- Born: Lorenzo Servitje Sendra November 20, 1918 Mexico City, Mexico
- Died: February 3, 2017 (aged 98) Mexico City, Mexico
- Occupation: Businessman
- Known for: Co-founder, Grupo Bimbo
- Spouse: Carmen Montull Vallesta
- Children: 8, including Daniel Servitje

= Lorenzo Servitje =

Mexican accountant and businessman

Lorenzo Servitje Sendra (/es/), (November 20, 1918 – February 3, 2017) was a Mexican accountant and businessman, who co-founded Grupo Bimbo, the world's largest bakery company, in 1945 with four partners, Jaime Jorba, Jaime Sendra, Alfonso Velasco and José T. Mata.

==Biography==
Servitje was born in the capital of Mexico, Mexico City, on November 20, 1918. His father, Juan Servitje, a baker by profession, and his mother, Josefina Sendra, had immigrated to Mexico from Catalonia in Spain. His granddaughter is the actress Marina de Tavira, who appeared in the film Roma.
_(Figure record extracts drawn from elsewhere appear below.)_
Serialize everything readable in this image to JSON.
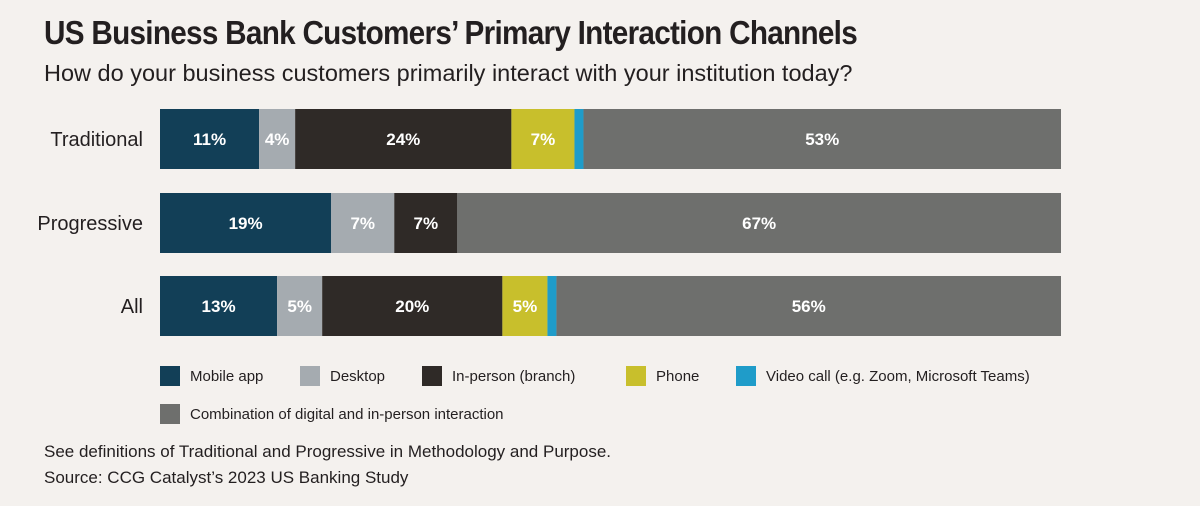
{
  "chart_data": {
    "type": "bar",
    "orientation": "horizontal",
    "stacked": true,
    "title": "US Business Bank Customers’ Primary Interaction Channels",
    "subtitle": "How do your business customers primarily interact with your institution today?",
    "categories": [
      "Traditional",
      "Progressive",
      "All"
    ],
    "series": [
      {
        "name": "Mobile app",
        "color": "#123f57",
        "values": [
          11,
          19,
          13
        ],
        "labels": [
          "11%",
          "19%",
          "13%"
        ],
        "label_color": "#ffffff"
      },
      {
        "name": "Desktop",
        "color": "#a5abb0",
        "values": [
          4,
          7,
          5
        ],
        "labels": [
          "4%",
          "7%",
          "5%"
        ],
        "label_color": "#ffffff"
      },
      {
        "name": "In-person (branch)",
        "color": "#2f2a27",
        "values": [
          24,
          7,
          20
        ],
        "labels": [
          "24%",
          "7%",
          "20%"
        ],
        "label_color": "#ffffff"
      },
      {
        "name": "Phone",
        "color": "#c8bf2c",
        "values": [
          7,
          0,
          5
        ],
        "labels": [
          "7%",
          "",
          "5%"
        ],
        "label_color": "#ffffff"
      },
      {
        "name": "Video call (e.g. Zoom, Microsoft Teams)",
        "color": "#1f9cc9",
        "values": [
          1,
          0,
          1
        ],
        "labels": [
          "",
          "",
          ""
        ],
        "label_color": "#ffffff"
      },
      {
        "name": "Combination of digital and in-person interaction",
        "color": "#6e6f6d",
        "values": [
          53,
          67,
          56
        ],
        "labels": [
          "53%",
          "67%",
          "56%"
        ],
        "label_color": "#ffffff"
      }
    ],
    "legend_position": "bottom",
    "grid": false
  },
  "footnotes": {
    "definitions": "See definitions of Traditional and Progressive in Methodology and Purpose.",
    "source": "Source: CCG Catalyst’s 2023 US Banking Study"
  }
}
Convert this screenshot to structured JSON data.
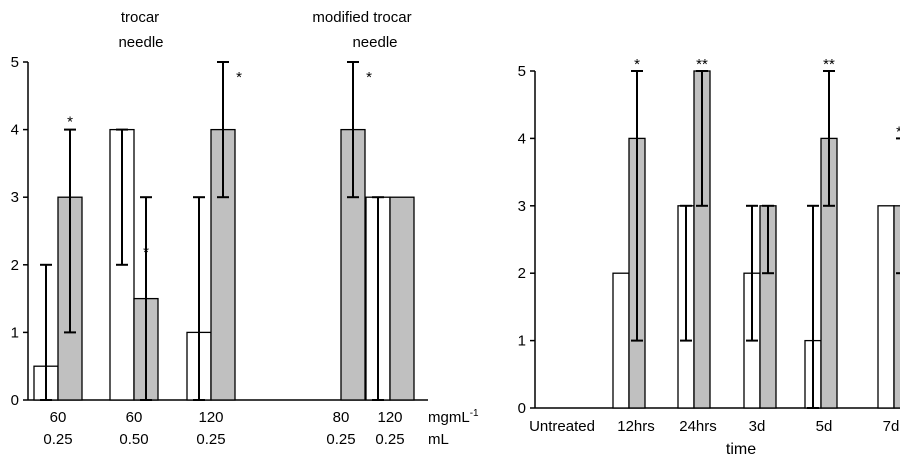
{
  "colors": {
    "open_bar": "#ffffff",
    "filled_bar": "#c0c0c0",
    "stroke": "#000000"
  },
  "chart_data": [
    {
      "type": "bar",
      "group_labels": [
        "trocar needle",
        "modified trocar needle"
      ],
      "categories": [
        {
          "dose": "60",
          "volume": "0.25"
        },
        {
          "dose": "60",
          "volume": "0.50"
        },
        {
          "dose": "120",
          "volume": "0.25"
        },
        {
          "dose": "80",
          "volume": "0.25"
        },
        {
          "dose": "120",
          "volume": "0.25"
        }
      ],
      "dose_unit": "mgmL",
      "dose_unit_exp": "-1",
      "volume_unit": "mL",
      "series": [
        {
          "values": [
            0.5,
            4,
            1,
            null,
            3
          ],
          "error_low": [
            0,
            2,
            0,
            null,
            0
          ],
          "error_high": [
            2,
            4,
            3,
            null,
            3
          ]
        },
        {
          "values": [
            3,
            1.5,
            4,
            4,
            3
          ],
          "error_low": [
            1,
            0,
            3,
            3,
            3
          ],
          "error_high": [
            4,
            3,
            5,
            5,
            3
          ]
        }
      ],
      "annotations": [
        "*",
        "*",
        "*",
        "*",
        ""
      ],
      "yticks": [
        "0",
        "1",
        "2",
        "3",
        "4",
        "5"
      ],
      "ylim": [
        0,
        5
      ]
    },
    {
      "type": "bar",
      "categories": [
        "Untreated",
        "12hrs",
        "24hrs",
        "3d",
        "5d",
        "7d"
      ],
      "xlabel": "time",
      "series": [
        {
          "values": [
            null,
            2,
            3,
            2,
            1,
            3
          ],
          "error_low": [
            null,
            2,
            1,
            1,
            0,
            3
          ],
          "error_high": [
            null,
            2,
            3,
            3,
            3,
            3
          ]
        },
        {
          "values": [
            null,
            4,
            5,
            3,
            4,
            3
          ],
          "error_low": [
            null,
            1,
            3,
            2,
            3,
            2
          ],
          "error_high": [
            null,
            5,
            5,
            3,
            5,
            4
          ]
        }
      ],
      "annotations": [
        "",
        "*",
        "**",
        "",
        "**",
        "**"
      ],
      "yticks": [
        "0",
        "1",
        "2",
        "3",
        "4",
        "5"
      ],
      "ylim": [
        0,
        5
      ]
    }
  ]
}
Servitje is credited with expanding Bimbo from a small, Mexican baking company into a multinational conglomerate that has acquired more than 100 domestic and international brands, including Thomas', Entenmann's, Stroehmann, Oroweat and Freihofer's. Servitje was Bimbo's president from 1945 to 1981, and remained chairman until 1994.

He co-founded Bimbo in 1945 with ten delivery vans and thirty-eight employees. By 2017, Bimbo owned 100 brands in 22 countries. The company reported $10.7 billion in sales in 2015.

==Death==
Lorenzo Servitje died in Mexico City on February 3, 2017, at the age of 98. He was predeceased by his wife, Carmen Montull Valles, who died in 2002, and survived by eight children, 24 grandchildren and 48 great-grandchildren.

His son, Daniel Servitje, is now the chairman and CEO of Grupo Bimbo.

Dignitaries in attendance at Servitje's funeral included Mexican President Enrique Peña Nieto, chairman of Grupo Carso Carlos Slim, and billionaire businessman Alberto Baillères.